Sans désemparer, le magistrat s’est ensuite coltiné du droit bancaire,  un amusant dossier de voisinage et, cerise sur le gâteau, un problème de droit fiscal (ou un truc équivalent car je n’ai rien compris).

Un véritable inventaire à la Prévert !

Comment un homme ou une femme peut-il embrasser toutes ces catégories du droit ?

Pour ma part, j’ai choisi de me spécialiser car j’ai conscience qu’il est impossible de tout savoir et que vouloir tout faire, c’est prendre le risque de mal faire…

Tous les domaines cités sont des spécialisations à part entière chez nous autres avocats.

Pour ma part, je ne fais que du préjudice corporel.

D’autres ne font que du droit de la construction, du droit immobilier, du droit bancaire, du droit commercial, du droit pénal, du droit fiscal, etc.

Or, pour les avocats, il est impossible de spécialiser avant 4 années d’exercice minimum et les conditions sont (désormais) strictes.

Le problème se situe donc à ce niveau-là.
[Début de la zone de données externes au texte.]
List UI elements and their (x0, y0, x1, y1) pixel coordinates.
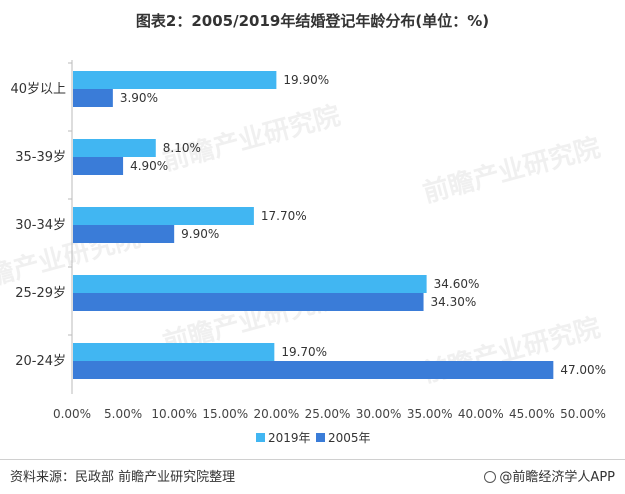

Les juges ne sont pas moins bons que nous mais ils deviennent désormais moins spécialisés de sorte qu’ils commettent des erreurs parfois grossières (pour nous spécialistes) mais ma foi excusables pour quelqu’un qui ne pratique pas la matière au quotidien.
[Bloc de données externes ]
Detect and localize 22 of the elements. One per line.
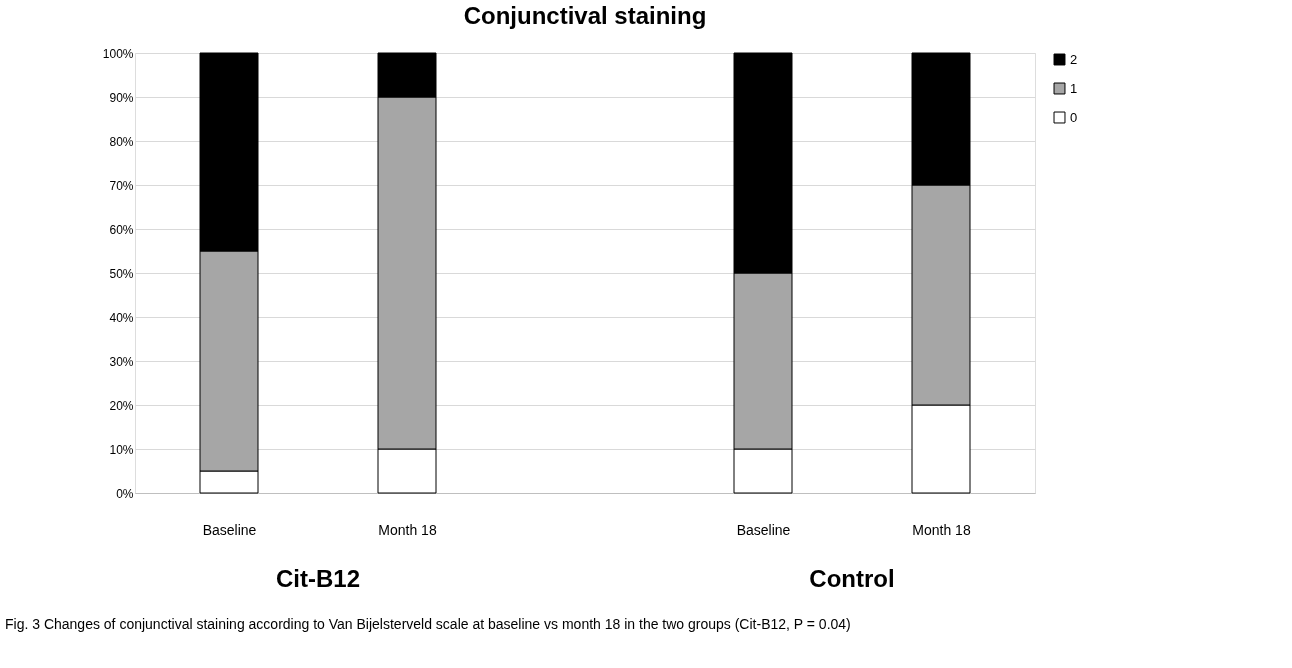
y-tick-label: 20%: [109, 398, 134, 413]
text: Cit-B12: [275, 565, 361, 592]
y-tick-label: 50%: [109, 266, 134, 281]
y-tick-label: 60%: [109, 222, 134, 237]
y-tick-label: 90%: [109, 90, 134, 105]
x-tick-label: Month 18: [912, 521, 971, 538]
x-tick-label: Baseline: [736, 521, 791, 538]
text: Control: [809, 565, 895, 592]
y-tick-label: 100%: [102, 46, 134, 61]
y-tick-label: 0%: [116, 486, 134, 501]
y-tick-label: 80%: [109, 134, 134, 149]
y-tick-label: 70%: [109, 178, 134, 193]
y-tick-label: 30%: [109, 354, 134, 369]
legend-label: 0: [1070, 109, 1078, 125]
x-tick-label: Month 18: [378, 521, 437, 538]
chart-title: Conjunctival staining: [463, 2, 707, 29]
y-tick-label: 10%: [109, 442, 134, 457]
caption: Fig. 3 Changes of conjunctival staining according to Van Bijelsterveld scale at baseline vs month 18 in the two groups (Cit-B12, P = 0.04): [5, 616, 851, 632]
x-tick-label: Baseline: [202, 521, 257, 538]
y-tick-label: 40%: [109, 310, 134, 325]
legend-label: 2: [1070, 51, 1078, 67]
legend-label: 1: [1070, 80, 1078, 96]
Finalement, et c’est dans l’air du temps, les magistrats sont condamnés à la spécialisation.

Certes, il existe des réticences car l’ultra-spécialisation a ses limites.

Certains diront qu’il est bon qu’un magistrat puisse prendre du recul. De même, s’enfermer dans un contentieux, c’est le risque de se robotiser…
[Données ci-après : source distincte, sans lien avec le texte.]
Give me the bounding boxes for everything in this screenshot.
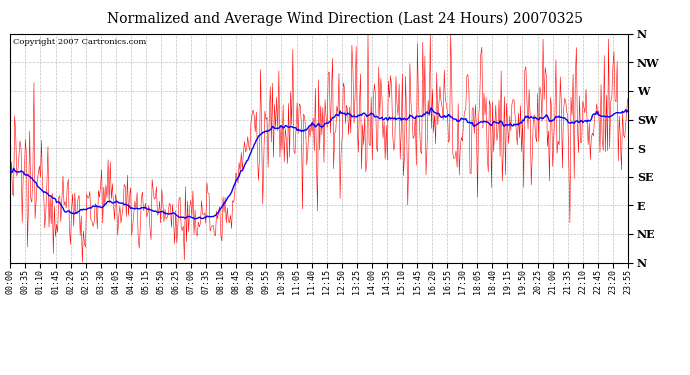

Mais les enjeux sont désormais tels que les avocats ne peuvent plus prendre le « risque » qu’une mauvaise décision soit rendue.

D’où deux conséquences.

La première (déjà ancienne) est que certains avocats vont rechercher la compétence des « grandes »  juridictions car la probabilité d’y retrouver un magistrat spécialisé est supérieure.

La seconde est d’échapper tout simplement à la justice étatique pour la confier à des arbitres privés ultra spécialisés en la matière.

Pour l’instant, cette option est utilisée essentiellement en droit des affaires ou les enjeux financiers sont si importants et les problématiques si complexes que les grands groupes ne veulent pas prendre le risque de soumettre leur litige à des juges non spécialisés.

Mais si personne n’y prend garde, cette option pourrait se développer et ce au détriment du justiciable lambda.

En effet, la justice arbitrale n’est pas gratuite et offre des protections moindres en termes d’indépendance notamment.

Ainsi, si on ne veut pas créer une justice à 2 vitesses, on ne pourra faire l’économie d’une réflexion (déjà entamée) sur la spécialisation des magistrats.

A défaut, je crains fort qu’on ne doive finalement se passer de nos magistrats ce qui serait d’autant plus dommageable qu’encore une fois, ils offrent la garantie d’une justice indépendante (en principe), impartiale et peu couteuse.